With its focus on Dante as a lyric poet, this project extended and refined knowledge of his role in the shaping of European cultural history. The exchanges between north and central Italy had been explored from a textual criticism perspective, but we simply did not have a comprehensive detailed study of the interactions between these two regions with regard to how Dante became an author, and especially from the point of view of the circulation of his lyric poetry. The manuscripts and early editions that have been explored are known to the scholarly community, but they had never been examined as textual objects. The series in which Dante’s rhymes may be found in codices and printed editions had been used to establish the critical text, but not to explore the cultural history behind the process of institutionalisation of such a corpus in diverse series and sequences, with many other texts and authors.
This project has allowed for a significant expansion of the researcher's agenda and allowed her to consolidate her position as a fully independent researcher, while strengthening her career through the possibility of collaborating with the most advanced research group in her specific field.
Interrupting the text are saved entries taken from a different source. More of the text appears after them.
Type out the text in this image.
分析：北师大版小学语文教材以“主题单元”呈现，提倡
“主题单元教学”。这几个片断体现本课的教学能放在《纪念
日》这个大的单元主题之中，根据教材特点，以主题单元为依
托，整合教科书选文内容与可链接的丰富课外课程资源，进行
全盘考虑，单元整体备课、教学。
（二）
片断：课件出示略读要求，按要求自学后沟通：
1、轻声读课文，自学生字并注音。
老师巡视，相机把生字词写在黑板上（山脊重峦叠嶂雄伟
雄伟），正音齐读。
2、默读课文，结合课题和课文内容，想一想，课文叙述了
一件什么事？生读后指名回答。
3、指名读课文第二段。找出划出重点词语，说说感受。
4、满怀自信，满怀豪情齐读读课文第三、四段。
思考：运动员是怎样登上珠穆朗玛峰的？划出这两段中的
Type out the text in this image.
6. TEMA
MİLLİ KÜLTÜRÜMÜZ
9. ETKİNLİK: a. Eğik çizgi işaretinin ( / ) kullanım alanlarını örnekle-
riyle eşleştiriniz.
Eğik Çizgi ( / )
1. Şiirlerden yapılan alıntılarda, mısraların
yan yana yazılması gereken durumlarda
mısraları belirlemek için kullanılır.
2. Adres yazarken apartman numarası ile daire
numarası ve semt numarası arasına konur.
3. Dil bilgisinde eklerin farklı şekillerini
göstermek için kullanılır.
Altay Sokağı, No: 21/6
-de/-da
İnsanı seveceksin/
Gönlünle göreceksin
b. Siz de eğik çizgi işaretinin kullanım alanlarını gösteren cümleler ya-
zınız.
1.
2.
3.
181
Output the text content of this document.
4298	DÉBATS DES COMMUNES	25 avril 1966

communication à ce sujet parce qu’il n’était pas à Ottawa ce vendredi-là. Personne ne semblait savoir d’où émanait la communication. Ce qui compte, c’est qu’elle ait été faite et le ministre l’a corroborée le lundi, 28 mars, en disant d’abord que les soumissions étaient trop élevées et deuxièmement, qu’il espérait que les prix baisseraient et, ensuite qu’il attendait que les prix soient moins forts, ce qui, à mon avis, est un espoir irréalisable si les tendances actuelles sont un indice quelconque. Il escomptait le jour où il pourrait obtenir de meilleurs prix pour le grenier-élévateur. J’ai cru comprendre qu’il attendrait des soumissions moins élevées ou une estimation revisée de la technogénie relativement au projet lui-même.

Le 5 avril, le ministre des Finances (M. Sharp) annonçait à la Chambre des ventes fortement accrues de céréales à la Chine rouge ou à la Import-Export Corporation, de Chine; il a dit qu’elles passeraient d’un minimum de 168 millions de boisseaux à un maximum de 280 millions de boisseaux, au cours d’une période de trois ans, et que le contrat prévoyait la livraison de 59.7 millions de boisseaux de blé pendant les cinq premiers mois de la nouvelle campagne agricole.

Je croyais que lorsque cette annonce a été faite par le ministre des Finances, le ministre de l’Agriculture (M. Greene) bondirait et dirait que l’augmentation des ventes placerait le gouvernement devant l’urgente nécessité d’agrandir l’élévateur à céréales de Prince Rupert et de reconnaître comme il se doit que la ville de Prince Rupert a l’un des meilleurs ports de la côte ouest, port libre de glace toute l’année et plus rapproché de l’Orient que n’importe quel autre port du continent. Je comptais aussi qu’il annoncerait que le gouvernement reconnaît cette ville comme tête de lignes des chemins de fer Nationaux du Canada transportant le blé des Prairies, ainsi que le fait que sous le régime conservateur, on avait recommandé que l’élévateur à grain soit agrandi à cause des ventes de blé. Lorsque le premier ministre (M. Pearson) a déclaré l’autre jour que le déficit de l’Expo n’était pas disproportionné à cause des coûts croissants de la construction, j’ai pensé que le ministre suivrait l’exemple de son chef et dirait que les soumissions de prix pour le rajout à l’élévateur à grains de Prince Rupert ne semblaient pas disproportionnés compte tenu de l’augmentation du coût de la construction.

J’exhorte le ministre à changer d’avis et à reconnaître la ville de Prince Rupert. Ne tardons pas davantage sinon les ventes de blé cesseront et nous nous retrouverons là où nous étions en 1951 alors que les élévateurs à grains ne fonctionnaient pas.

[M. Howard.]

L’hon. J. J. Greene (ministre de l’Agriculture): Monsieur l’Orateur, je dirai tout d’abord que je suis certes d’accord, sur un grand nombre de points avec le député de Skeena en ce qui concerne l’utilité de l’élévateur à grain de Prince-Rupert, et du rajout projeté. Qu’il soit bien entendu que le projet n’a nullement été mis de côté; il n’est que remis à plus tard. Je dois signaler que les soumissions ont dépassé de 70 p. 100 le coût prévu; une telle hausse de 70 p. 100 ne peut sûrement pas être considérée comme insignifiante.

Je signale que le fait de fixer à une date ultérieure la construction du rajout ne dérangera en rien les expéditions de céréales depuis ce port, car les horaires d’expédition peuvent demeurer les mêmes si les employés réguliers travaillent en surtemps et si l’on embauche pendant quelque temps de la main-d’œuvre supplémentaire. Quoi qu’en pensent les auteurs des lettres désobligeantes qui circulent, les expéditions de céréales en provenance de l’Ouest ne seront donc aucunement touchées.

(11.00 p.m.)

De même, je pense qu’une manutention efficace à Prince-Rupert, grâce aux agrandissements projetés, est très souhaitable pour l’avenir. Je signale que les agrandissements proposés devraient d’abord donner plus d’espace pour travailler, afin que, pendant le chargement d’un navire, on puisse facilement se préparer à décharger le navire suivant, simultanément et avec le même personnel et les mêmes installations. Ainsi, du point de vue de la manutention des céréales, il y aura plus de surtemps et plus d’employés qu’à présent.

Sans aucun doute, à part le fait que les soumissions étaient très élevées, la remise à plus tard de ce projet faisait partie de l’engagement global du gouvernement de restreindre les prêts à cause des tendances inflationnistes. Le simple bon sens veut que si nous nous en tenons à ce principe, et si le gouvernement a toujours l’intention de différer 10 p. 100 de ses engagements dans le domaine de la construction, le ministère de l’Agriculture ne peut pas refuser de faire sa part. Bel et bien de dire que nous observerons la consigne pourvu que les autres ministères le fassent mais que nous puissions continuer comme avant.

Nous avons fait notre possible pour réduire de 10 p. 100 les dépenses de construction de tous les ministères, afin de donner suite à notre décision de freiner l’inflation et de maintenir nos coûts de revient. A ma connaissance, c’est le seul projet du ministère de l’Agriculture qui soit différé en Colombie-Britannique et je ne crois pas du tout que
As a leading research institution, with its opportunities and infrastructure for helping early career researchers, Oxford University gives unprecedented opportunities of learning and networking: participating in existing units will strengthen the applicant’s skills, especially given the fact that the institution’s research on the Italian Late Middle Ages and the Renaissance is one of its strengths. The researcher has terminated the fellowship earlier because she secured a permanent position in the USA.